Manuel Schmid ist angestellt im RefLab, welches regelmässig Audio- und Videopodcasts für ein kirchenfernes Publikum produziert. Hier werden Fragen über den Glauben und die verschiedenen Religionen thematisiert.

Gleich zu Anfang der Sendung hält er fest: «Ich lebe nicht mit dem permanenten Gefühl, ein glücklicher Mensch zu sein.» Das Thema beschäftige ihn aber immer wieder, eben weil er das Glücklichsein nicht als eine Selbstverständlichkeit ansehe. Der Grund dafür sei ein Autounfall, den er im Alter von elf Jahren mit seiner Familie erlitt.
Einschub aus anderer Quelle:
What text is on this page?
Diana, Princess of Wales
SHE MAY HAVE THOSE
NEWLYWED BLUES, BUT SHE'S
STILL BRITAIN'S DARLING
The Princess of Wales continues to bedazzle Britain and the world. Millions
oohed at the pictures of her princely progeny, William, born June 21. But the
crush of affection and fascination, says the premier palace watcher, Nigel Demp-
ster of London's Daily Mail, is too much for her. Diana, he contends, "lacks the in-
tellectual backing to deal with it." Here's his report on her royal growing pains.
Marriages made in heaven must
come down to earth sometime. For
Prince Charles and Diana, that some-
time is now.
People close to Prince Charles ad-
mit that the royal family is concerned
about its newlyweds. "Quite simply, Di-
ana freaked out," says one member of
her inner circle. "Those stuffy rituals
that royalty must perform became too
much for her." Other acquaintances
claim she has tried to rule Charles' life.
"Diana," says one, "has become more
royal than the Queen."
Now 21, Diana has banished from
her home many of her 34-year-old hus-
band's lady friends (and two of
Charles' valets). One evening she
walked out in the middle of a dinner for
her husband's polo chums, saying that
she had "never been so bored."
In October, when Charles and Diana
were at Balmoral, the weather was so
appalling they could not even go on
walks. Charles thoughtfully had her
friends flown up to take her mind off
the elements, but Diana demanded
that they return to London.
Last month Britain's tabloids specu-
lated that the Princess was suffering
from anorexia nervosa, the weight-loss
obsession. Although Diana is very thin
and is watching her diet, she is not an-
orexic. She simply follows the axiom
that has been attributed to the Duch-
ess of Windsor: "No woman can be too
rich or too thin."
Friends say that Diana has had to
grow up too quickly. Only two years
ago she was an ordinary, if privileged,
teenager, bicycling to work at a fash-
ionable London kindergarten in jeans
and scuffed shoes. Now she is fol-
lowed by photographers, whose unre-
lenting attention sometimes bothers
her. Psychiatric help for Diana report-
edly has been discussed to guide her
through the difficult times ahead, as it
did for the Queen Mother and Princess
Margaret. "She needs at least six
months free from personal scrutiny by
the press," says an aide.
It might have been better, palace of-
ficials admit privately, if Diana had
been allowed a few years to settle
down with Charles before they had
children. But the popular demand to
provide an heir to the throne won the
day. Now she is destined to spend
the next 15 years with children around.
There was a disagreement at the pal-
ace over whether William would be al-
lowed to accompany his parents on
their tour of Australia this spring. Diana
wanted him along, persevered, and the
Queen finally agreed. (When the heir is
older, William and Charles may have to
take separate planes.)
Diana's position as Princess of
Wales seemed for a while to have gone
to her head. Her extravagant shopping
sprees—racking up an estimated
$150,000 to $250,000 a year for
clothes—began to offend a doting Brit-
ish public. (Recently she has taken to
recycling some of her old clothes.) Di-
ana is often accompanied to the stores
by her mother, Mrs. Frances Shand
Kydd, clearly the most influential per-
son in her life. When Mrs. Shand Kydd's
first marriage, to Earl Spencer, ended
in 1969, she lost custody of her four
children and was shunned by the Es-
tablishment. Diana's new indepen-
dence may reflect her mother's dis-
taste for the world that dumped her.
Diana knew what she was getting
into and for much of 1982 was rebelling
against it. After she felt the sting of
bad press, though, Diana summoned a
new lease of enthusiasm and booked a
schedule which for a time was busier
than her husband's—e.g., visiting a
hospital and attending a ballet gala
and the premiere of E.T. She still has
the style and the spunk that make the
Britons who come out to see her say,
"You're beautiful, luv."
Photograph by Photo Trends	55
Ein traumatisches Erlebnis

Manuel und seine Familie waren auf dem Weg in die Skiferien, als das Auto in einer Kurve plötzlich ins Rutschen kam. Tatsächlich kamen sie von der Strasse ab, wodurch sich der vordere Teil des Autos über einen Abhang neigte. Manuel, der nicht angeschnallt war, riss reflexartig die Tür auf, sprang aus dem Auto und rollte mehrere Meter den Abhang hinunter, bis er in einer Mulde zum Stillstand kam. Das Auto rollte ihm hinterher, überschlug sich mehrmals, fiel ebenfalls auf die Mulde, in der Manuel lag, und kam schliesslich durch einen Baum, kurz vor einem Abgrund, zum Stehen. Die Eltern und Manuels Schwester blieben praktisch unversehrt, doch sein Bruder erlitt ein Schädelhirntrauma, lag mehrere Wochen im Koma und leidet bis heute unter körperlichen Einschränkungen. Das Auto, welches quasi auf Manuel drauffiel, riss ihm auf Wadenhöhe das Bein ab, wodurch auch er einen langen Spitalaufenthalt hatte.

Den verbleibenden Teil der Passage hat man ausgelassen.